Thank you very much - I am actually working on another solely german quantization technique boosting the models German capacities and replies. It works really good so far I think and has lots of potential, but WIP and will likely be updated next week, adding some more stuff.
https://huggingface.co/aari1995/germeo-7b-awq
Also at the moment I sadly have troubles evaluating the model on the German benchmarks as it does not really support AWQ. If you have an idea let me know.
Open for feedback!
What exactly is the problem? The latest transformers version does support AWQ, right? Feel free to reach out to me. I am happy to help.
Yes I also figured that out and it works now, thank you very much!
At the moment I need to find time to do the MMLU Eval as it takes 26 hours on my 3090 ti.

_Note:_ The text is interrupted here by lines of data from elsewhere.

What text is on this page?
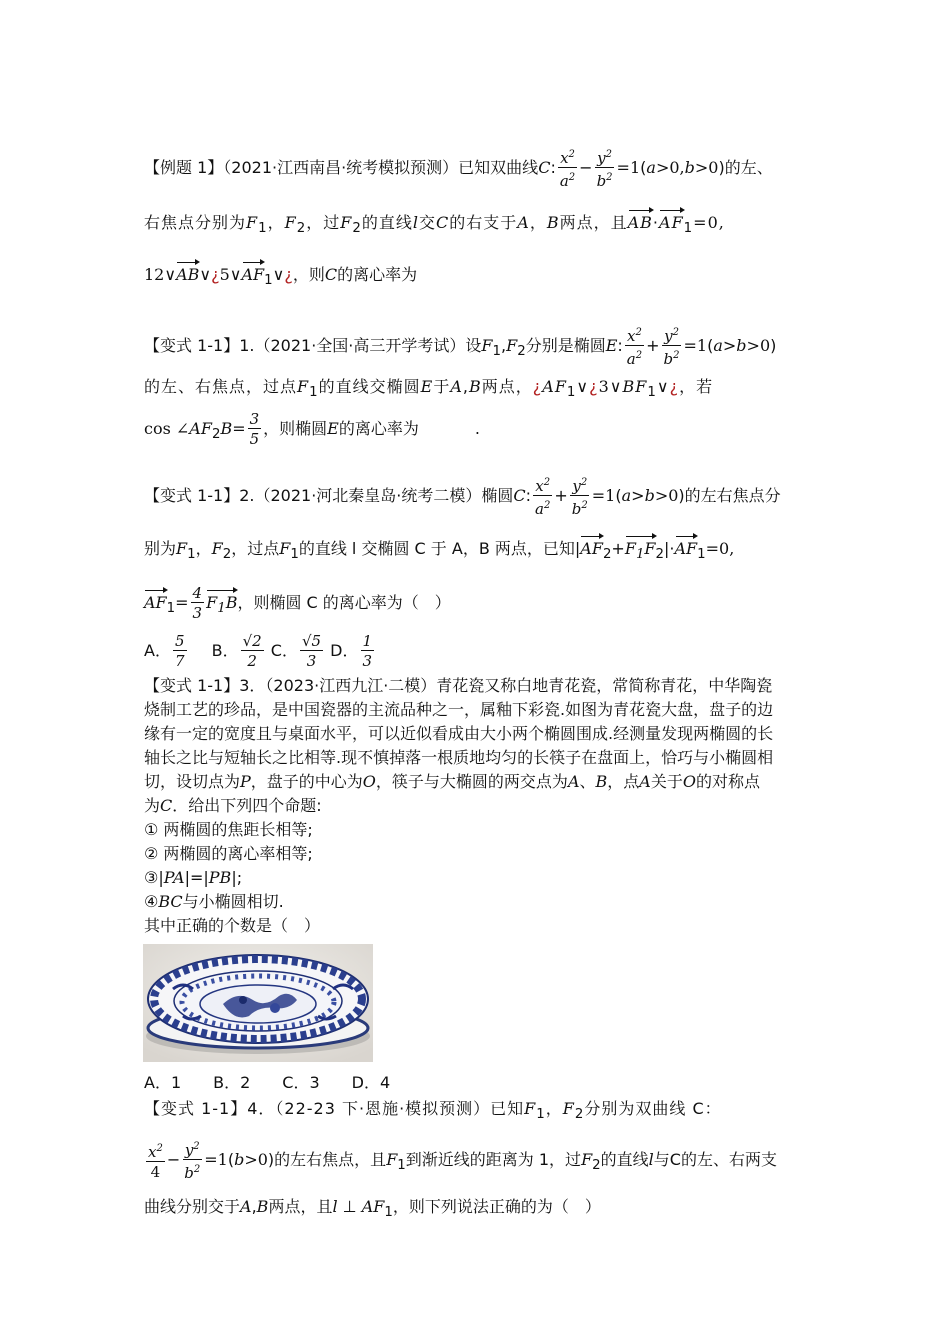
【例题 1】（2021·江西南昌·统考模拟预测）已知双曲线C: $\frac{x^2}{a^2} - \frac{y^2}{b^2} =1(a>0,b>0)$的左、
右焦点分别为$F_1$，$F_2$，过$F_2$的直线l交C的右支于A，B两点，且$AB\cdot AF_1=0$,
$12\vee AB\vee¿5\vee AF_1\vee¿$，则C的离心率为
【变式 1-1】1.（2021·全国·高三开学考试）设$F_1,F_2$分别是椭圆E: $\frac{x^2}{a^2} + \frac{y^2}{b^2} =1(a>b>0)$
的左、右焦点，过点$F_1$的直线交椭圆E于A,B两点，¿$AF_1\vee¿3\vee BF_1\vee¿$，若
$\cos \angle AF_2B= \frac{3}{5}$ ，则椭圆E的离心率为	.
【变式 1-1】2.（2021·河北秦皇岛·统考二模）椭圆C: $\frac{x^2}{a^2} + \frac{y^2}{b^2} =1(a>b>0)$的左右焦点分
别为$F_1$，$F_2$，过点$F_1$的直线 l 交椭圆 C 于 A，B 两点，已知$|AF_2+F_1F_2|\cdot AF_1=0$,
$AF_1= \frac{4}{3} F_1B$，则椭圆 C 的离心率为（　）
A． $\frac{5}{7}$ B． $\frac{√2}{2}$ C． $\frac{√5}{3}$ D． $\frac{1}{3}$
【变式 1-1】3．（2023·江西九江·二模）青花瓷又称白地青花瓷，常简称青花，中华陶瓷
烧制工艺的珍品，是中国瓷器的主流品种之一，属釉下彩瓷.如图为青花瓷大盘，盘子的边
缘有一定的宽度且与桌面水平，可以近似看成由大小两个椭圆围成.经测量发现两椭圆的长
轴长之比与短轴长之比相等.现不慎掉落一根质地均匀的长筷子在盘面上，恰巧与小椭圆相
切，设切点为P，盘子的中心为O，筷子与大椭圆的两交点为A、B，点A关于O的对称点
为C．给出下列四个命题:
① 两椭圆的焦距长相等;
② 两椭圆的离心率相等;
③|PA|=|PB|;
④BC与小椭圆相切.
其中正确的个数是（　）
A．1　　B．2　　C．3　　D．4
【变式 1-1】4．（22-23 下·恩施·模拟预测）已知$F_1$，$F_2$分别为双曲线 C：
$\frac{x^2}{4} - \frac{y^2}{b^2} =1(b>0)$的左右焦点，且$F_1$到渐近线的距离为 1，过$F_2$的直线l与C的左、右两支
曲线分别交于A,B两点，且l ⊥ $AF_1$，则下列说法正确的为（　）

So far the benchmarks look good and are slightly worse but the models output is guaranteed German:
ARC-DE: 0.514
Hellaswag-DE: 0.651
TruthfulQA-DE: 0.508
I'll keep you updated.
https://huggingface.co/aari1995/germeo-7b-awq
Evaluation done. MMLU 0.522 (improvement). Resulting in an average of 0.563 (DE-Average). I think it is a good use case of knowledge transfer from English to German with "keeping the model German". It replies solely in German. @floleuerer created a benchmark for German response rates - in contact to see if there is an improvement.
Malte, would you be up for further experiments on knowledge transfer or a call? I am experimenting also with laser and want to see whether a non-bilingual model can achieve improvements with quantization / pruning methods.